Por Saif Daana
Al-Akhbar English
Daqui a um ano, mais ou menos, seremos capazes de ler os documentos da Conferência de Herzliya 2015, e então saberemos o que exatamente se passou na cabeça dos mais importantes estrategistas de Israel, em julho de 2014.
“Se pegarem em armas, vocês colocarão um fim nisso. Mas se esperarem os que estão no poder decidam por um fim nisso, esperarão muito tempo” – Malcom X, discurso na Universidade de Oxford
Depois de analisar atentamente os documentos produzidos pelas conferências anteriores e também da literatura publicada pelo Instituto Israelita de Estudos de Segurança Nacional em anos anteriores, pode-se concluir com segurança que os seus olhos não estarão focados somente em Gaza e no distrito Shujayeh, mas também nos Estados Unidos e nas avaliações de estrategistas norte-americanos que sairão dos bastidores do ataque brutal de Israel em Gaza.
Pode-se também inferir que os líderes de Israel estarão extremamente preocupados com as implicações do que acontece em campo na Faixa de Gaza para o status da entidade sionista e sua posição na estratégia global dos EUA. Na verdade, qualquer revés para Israel enfraquece a sua posição e importância para os Estados Unidos, que é uma questão existencial para os israelenses como os seus documentos e estudos nos dizem.

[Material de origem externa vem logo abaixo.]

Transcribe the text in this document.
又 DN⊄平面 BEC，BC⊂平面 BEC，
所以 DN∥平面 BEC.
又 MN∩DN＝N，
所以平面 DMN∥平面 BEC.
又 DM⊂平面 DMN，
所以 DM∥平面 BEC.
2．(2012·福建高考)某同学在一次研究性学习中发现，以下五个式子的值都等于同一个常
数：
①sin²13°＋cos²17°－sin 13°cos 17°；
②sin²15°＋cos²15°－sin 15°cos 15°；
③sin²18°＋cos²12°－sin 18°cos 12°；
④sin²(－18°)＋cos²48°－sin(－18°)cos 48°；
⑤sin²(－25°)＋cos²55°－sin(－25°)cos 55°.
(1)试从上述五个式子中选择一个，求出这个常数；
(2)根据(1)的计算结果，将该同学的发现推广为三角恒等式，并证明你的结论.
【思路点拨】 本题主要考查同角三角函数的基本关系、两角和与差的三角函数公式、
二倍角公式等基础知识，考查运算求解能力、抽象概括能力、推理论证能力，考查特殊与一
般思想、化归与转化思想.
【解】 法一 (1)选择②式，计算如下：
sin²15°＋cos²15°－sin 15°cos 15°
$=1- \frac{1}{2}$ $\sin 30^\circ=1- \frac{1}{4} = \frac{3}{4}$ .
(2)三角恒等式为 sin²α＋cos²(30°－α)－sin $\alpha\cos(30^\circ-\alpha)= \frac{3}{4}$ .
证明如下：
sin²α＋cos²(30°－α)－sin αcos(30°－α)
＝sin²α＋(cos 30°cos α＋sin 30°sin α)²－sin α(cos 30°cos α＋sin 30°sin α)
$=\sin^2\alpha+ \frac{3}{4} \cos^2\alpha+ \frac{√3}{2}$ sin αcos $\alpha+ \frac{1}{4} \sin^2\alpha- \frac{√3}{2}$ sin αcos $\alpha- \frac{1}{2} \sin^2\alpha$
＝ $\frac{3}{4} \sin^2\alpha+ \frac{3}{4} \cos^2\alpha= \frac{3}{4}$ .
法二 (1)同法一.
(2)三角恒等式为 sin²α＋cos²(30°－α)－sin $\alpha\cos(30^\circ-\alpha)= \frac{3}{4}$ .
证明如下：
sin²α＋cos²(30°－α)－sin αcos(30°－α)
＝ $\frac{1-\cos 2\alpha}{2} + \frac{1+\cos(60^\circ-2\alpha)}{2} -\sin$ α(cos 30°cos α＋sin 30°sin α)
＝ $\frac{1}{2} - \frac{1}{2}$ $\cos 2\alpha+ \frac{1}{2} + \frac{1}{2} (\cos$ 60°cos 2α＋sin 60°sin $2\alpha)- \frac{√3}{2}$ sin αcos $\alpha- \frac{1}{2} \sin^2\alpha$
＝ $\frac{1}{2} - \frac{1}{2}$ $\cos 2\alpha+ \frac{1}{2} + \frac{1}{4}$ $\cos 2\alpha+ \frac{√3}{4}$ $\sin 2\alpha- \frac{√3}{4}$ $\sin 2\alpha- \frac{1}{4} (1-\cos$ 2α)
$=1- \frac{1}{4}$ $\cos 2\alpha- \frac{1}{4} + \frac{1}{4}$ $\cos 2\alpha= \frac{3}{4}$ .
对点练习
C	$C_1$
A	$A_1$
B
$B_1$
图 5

A razão é realmente muito simples. Medir os ganhos e perdas em guerras, que os israelenses são muito hábeis em fazer, nunca é apenas sobre o número de vítimas ou a escala da destruição, não importa quão grande. Pelo contrário, a barbárie e a brutalidade desenfreada, como se vê, por exemplo, no massacre de Shujayeh, é na verdade um sinal de derrota, como aprendemos com a Guerra de Julho 2006 no Líbano.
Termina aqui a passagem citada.